Setiap hari selama 3 tahun ini Jia terus seperti, hidup dalam ketidaknyamanan.
Hanya Andreas yang memperlakukannya dengan baik, namun setelah Andreas meninggal, tidak ada lagi yang peduli padanya.
"Jia!" panggil Sofia dari ruang tengah.
Dengan tergesa Jia menghampiri, tangannya masih basah belum sempat ia keringkan.
"Iis, tanganmu itu jorok sekali. Pergilah ke kamar Rayden, ambil buku menggambarnya."
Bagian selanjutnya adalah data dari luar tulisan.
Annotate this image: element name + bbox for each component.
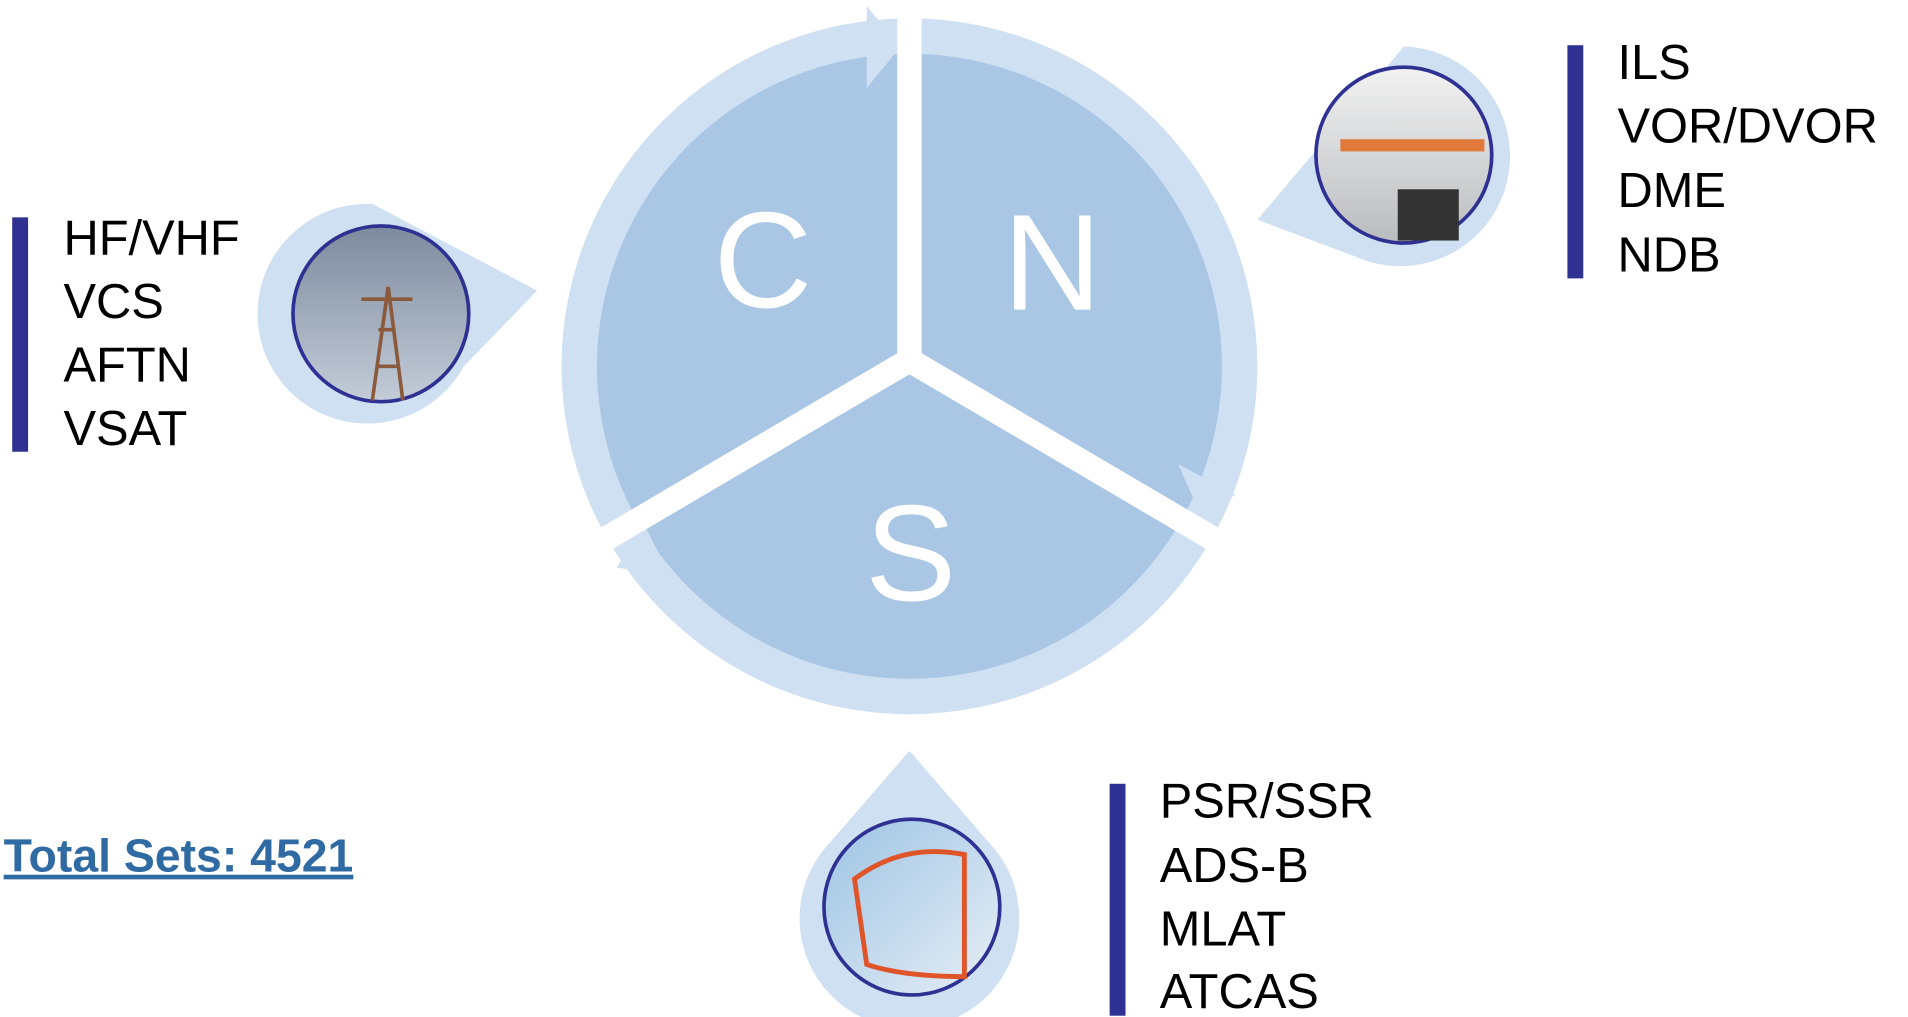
list-item: MLAT [1160, 903, 1287, 957]
list-item: DME [1617, 164, 1725, 218]
segment-letter: S [865, 476, 956, 629]
list-item: PSR/SSR [1160, 774, 1374, 828]
list-item: VOR/DVOR [1617, 99, 1877, 153]
list-item: ILS [1617, 36, 1690, 90]
segment-letter: C [714, 183, 813, 336]
total-sets: Total Sets: 4521 [4, 830, 354, 882]
bubble-s [800, 751, 1020, 1017]
photo [824, 819, 1000, 995]
segment-letter: N [1003, 186, 1102, 339]
list-item: HF/VHF [63, 212, 239, 266]
list-item: ATCAS [1160, 965, 1319, 1017]
page: C N S HF/VHF VCS AFTN VSAT ILS VOR/DVOR … [0, 0, 1908, 1017]
list-item: VSAT [63, 402, 187, 456]
list-item: ADS-B [1160, 839, 1309, 893]
list-item: AFTN [63, 339, 190, 393]
bubble-c [258, 204, 538, 424]
list-bar [1110, 784, 1126, 1016]
list-bar [12, 217, 28, 451]
checker [1398, 189, 1459, 240]
photo [293, 226, 469, 402]
list-item: VCS [63, 275, 163, 329]
antenna-array [1340, 139, 1484, 151]
cycle: C N S [562, 0, 1258, 714]
list-item: NDB [1617, 229, 1720, 283]
list-bar [1567, 45, 1583, 278]
cns-diagram: C N S HF/VHF VCS AFTN VSAT ILS VOR/DVOR … [0, 0, 1908, 1017]
bubble-n [1257, 46, 1510, 266]
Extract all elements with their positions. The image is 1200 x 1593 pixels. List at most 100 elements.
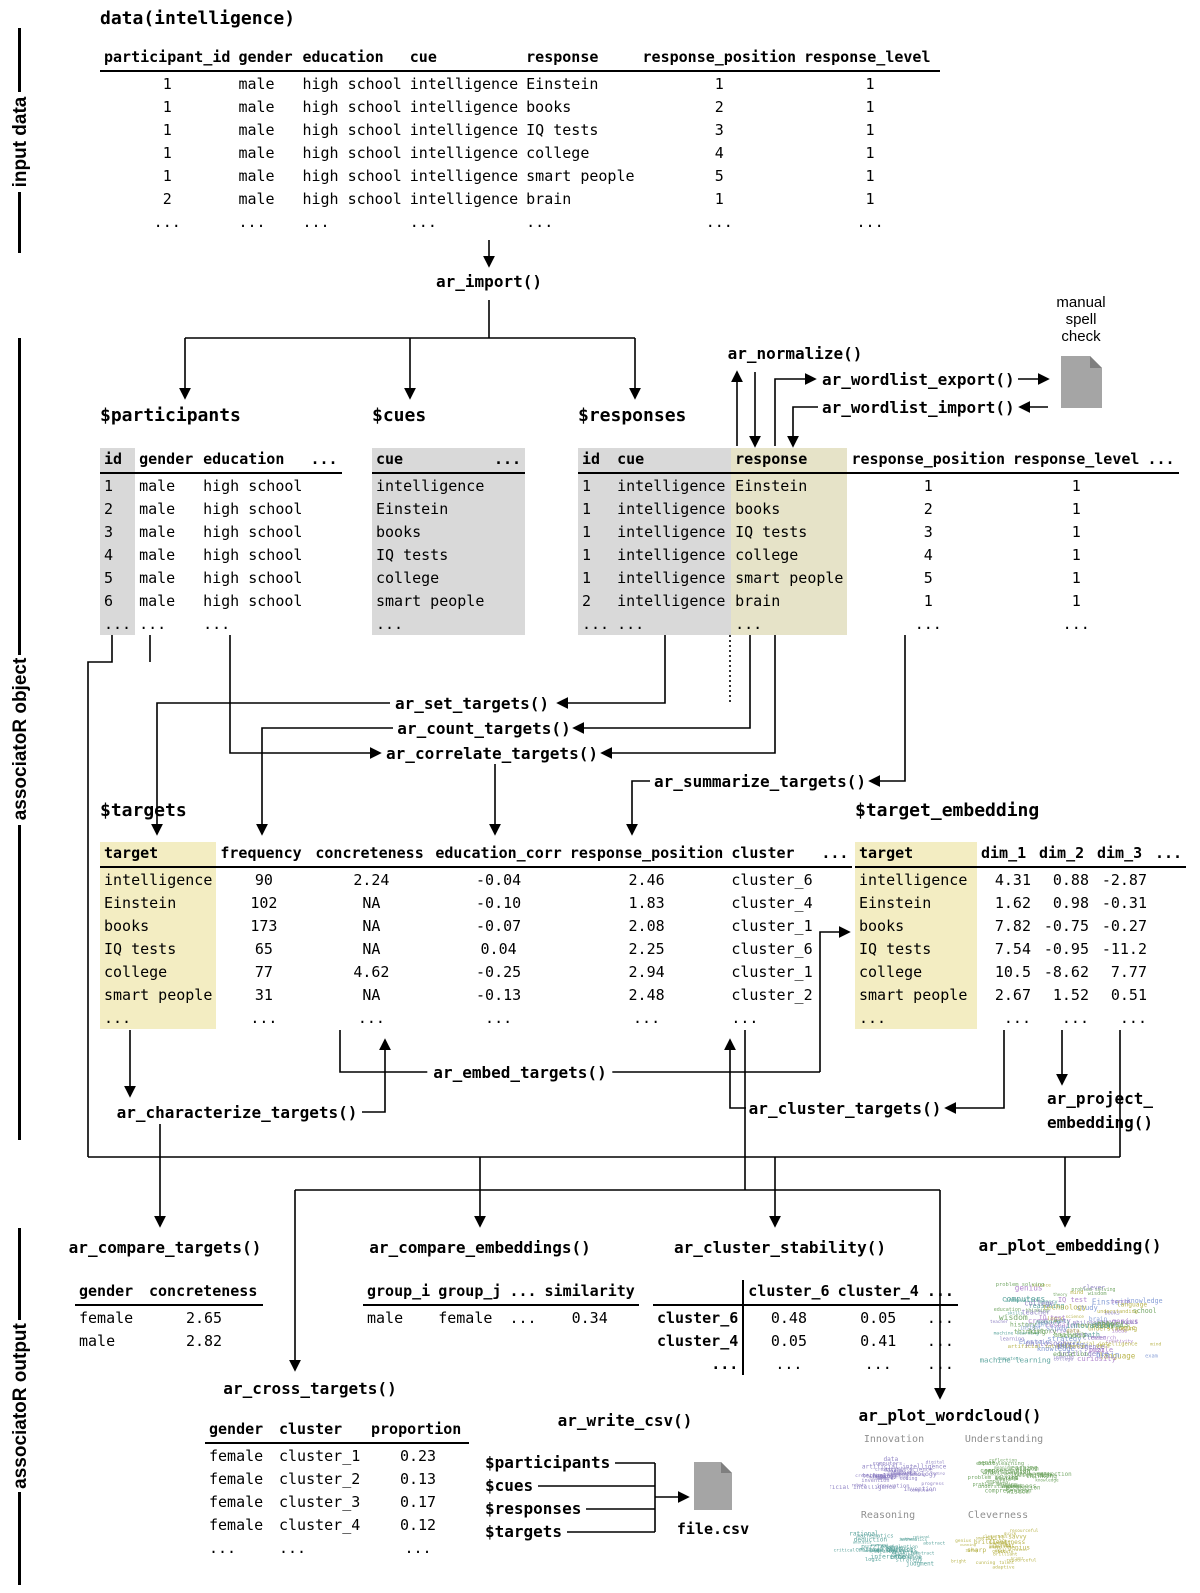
table-cell: books [526, 97, 572, 116]
svg-text:quick: quick [992, 1549, 1005, 1554]
table-cell: ... [1062, 614, 1090, 633]
table-cell: high school [203, 568, 303, 587]
svg-text:rational: rational [913, 1535, 930, 1539]
table-cell: ... [250, 1008, 278, 1027]
table-cell: 4.31 [994, 870, 1031, 889]
input-table-grid: participant_id gender education cue response… [100, 46, 941, 233]
table-cell: ... [100, 612, 136, 635]
table-cell [490, 612, 526, 635]
table-cell: books [100, 914, 217, 937]
table-cell: 31 [254, 985, 273, 1004]
svg-text:wit: wit [1001, 1541, 1011, 1547]
table-cell: 65 [254, 939, 273, 958]
table-cell: 1 [1071, 545, 1081, 564]
svg-text:empathy: empathy [986, 1479, 1009, 1485]
svg-text:technology: technology [898, 1470, 937, 1478]
svg-text:reasoning: reasoning [895, 1554, 921, 1560]
svg-text:computers: computers [872, 1461, 902, 1467]
table-cell: 1 [162, 74, 172, 93]
svg-text:insight: insight [1020, 1325, 1041, 1331]
table-cell [490, 589, 526, 612]
svg-text:machine learning: machine learning [869, 1475, 909, 1480]
table-row: IQ tests 7.54 -0.95 -11.2 [855, 937, 1186, 960]
table-cell: 1 [1071, 499, 1081, 518]
column-header: response_level [800, 46, 941, 72]
fn-ar-embed-targets: ar_embed_targets() [427, 1063, 613, 1082]
column-header: cue [613, 448, 732, 474]
table-cell: 2.67 [994, 985, 1031, 1004]
table-cell: -8.62 [1043, 962, 1089, 981]
svg-text:brilliant: brilliant [993, 1552, 1018, 1558]
table-row: cluster_4 0.05 0.41... [653, 1329, 958, 1352]
svg-text:learning: learning [1000, 1337, 1025, 1343]
table-cell: high school [302, 166, 402, 185]
table-cell: 1 [1071, 476, 1081, 495]
table-cell: 102 [250, 893, 278, 912]
wordcloud-cluster-label: Cleverness [968, 1510, 1028, 1521]
svg-text:insight: insight [995, 1476, 1018, 1482]
table-cell: ... [279, 1538, 307, 1557]
table-cell: brain [526, 189, 572, 208]
table-cell [817, 867, 852, 891]
table-cell [1143, 566, 1178, 589]
svg-text:critical thinking: critical thinking [833, 1547, 879, 1553]
table-cell: male [139, 591, 176, 610]
table-cell: 2.65 [185, 1308, 223, 1327]
table-row: intelligence 90 2.24 -0.04 2.46 cluster_6 [100, 867, 852, 891]
svg-text:resourceful: resourceful [1009, 1528, 1038, 1534]
table-cell: intelligence [613, 520, 732, 543]
table-cell: 4 [923, 545, 933, 564]
fn-ar-wordlist-import: ar_wordlist_import() [822, 398, 1015, 417]
svg-text:meaning: meaning [1004, 1472, 1026, 1478]
table-cell: ... [372, 612, 490, 635]
svg-text:puzzles: puzzles [861, 1542, 888, 1550]
svg-text:technology: technology [1077, 1322, 1114, 1329]
table-cell: 1 [714, 74, 724, 93]
table-cell: 0.12 [399, 1515, 437, 1534]
table-cell: 1 [162, 120, 172, 139]
svg-text:adaptive: adaptive [992, 1564, 1014, 1570]
svg-text:problem solving: problem solving [996, 1282, 1045, 1288]
svg-text:genius: genius [955, 1538, 972, 1544]
svg-text:study: study [1046, 1324, 1068, 1333]
table-cell: 4.62 [353, 962, 390, 981]
svg-text:computers: computers [997, 1356, 1021, 1362]
table-cell: ... [404, 1538, 432, 1557]
table-cell: smart people [731, 566, 848, 589]
fn-ar-plot-wordcloud: ar_plot_wordcloud() [858, 1406, 1042, 1425]
input-table: participant_id gender education cue response… [100, 46, 941, 233]
table-cell [817, 1006, 852, 1029]
svg-text:savvy: savvy [965, 1549, 978, 1554]
svg-text:reflection: reflection [1036, 1472, 1072, 1478]
table-cell: smart people [372, 589, 490, 612]
table-cell: male [367, 1308, 404, 1327]
svg-text:creativity: creativity [855, 1473, 883, 1479]
svg-text:reasoning: reasoning [884, 1545, 903, 1549]
svg-text:cunning: cunning [976, 1560, 996, 1566]
cluster-stability-table-grid: cluster_6 cluster_4... cluster_6 0.48 0.05..… [653, 1280, 958, 1375]
table-row: books [372, 520, 526, 543]
wordcloud-cluster-label: Reasoning [861, 1510, 915, 1521]
table-cell: IQ tests [372, 543, 490, 566]
svg-text:IQ test: IQ test [1039, 1315, 1066, 1322]
table-row: female cluster_1 0.23 [205, 1443, 469, 1467]
table-cell: ... [855, 1006, 977, 1029]
table-cell: 7.77 [1110, 962, 1147, 981]
wordcloud-cluster-label: Innovation [864, 1434, 924, 1445]
table-cell: 1 [1071, 568, 1081, 587]
table-cell: 1 [865, 143, 875, 162]
svg-text:theory: theory [1053, 1292, 1068, 1297]
table-cell: cluster_1 [731, 962, 813, 981]
table-cell: -0.13 [476, 985, 522, 1004]
table-cell: ... [578, 612, 614, 635]
svg-text:skills: skills [1054, 1319, 1070, 1325]
table-row: female 2.65 [75, 1305, 263, 1329]
fn-ar-wordlist-export: ar_wordlist_export() [822, 370, 1015, 389]
column-header: response_position [565, 842, 728, 868]
svg-text:clever: clever [1083, 1334, 1107, 1342]
table-cell: male [238, 74, 275, 93]
fn-ar-import: ar_import() [436, 272, 542, 291]
table-cell: high school [302, 120, 402, 139]
table-cell: 2 [923, 499, 933, 518]
svg-text:curiosity: curiosity [1077, 1354, 1117, 1363]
Ina yang mendengar itu sungguh merasa tidak enak hati, dia ingin berkata bahwa dia saja yang mengambil buku itu, namun tidak punya cukup keberanian untuk buka suara.
Dia hanya menatap iba pada Jia, memohon maaf dari tatapannya itu.
"Iya, Ma," jawab Jia patuh.
Dengan sedikit berlari Jia naik ke lantai 2 dan menuju kamar sang anak. Tangannya yang basah ia keringkan di bajunya sendiri.
Turun dengan membawa buku gambar itu dan menyerahkannya kepada sang anak. Sofia sudah tidak ada lagi di sana.
"Terima kasih Mommy, sebenarnya aku bisa mengambilnya sendiri, tapi Oma melarang," ucap Rayden, dan Jia tersenyum seraya mengusap puncak kepala sang anak dengan sayang.
Jia sangat bersyukur Rayden memilki hati yang lembut, meski dia dididik dengan begitu keras.
"Tidak apa-apa sayang, Mommy juga tidak melakukan apa-apa, Mommy senang membantu mu."
Rayden tersenyum, dia bahkan langsung memeluk ibunya erat. Ingin sang ibu tahu bahwa dia sangat menyayanginya, ingin sang ibu tahu bahwa Rayden kini belajar dengan keras agar kelak bisa melindungi sang ibu. Ingin sang ibu tahu jika dia selalu menuruti Oma agar Oma nya tidak selalu memarahi sang ibu.
Pelukan sang anak yang terasa begitu hangat bagi Jia.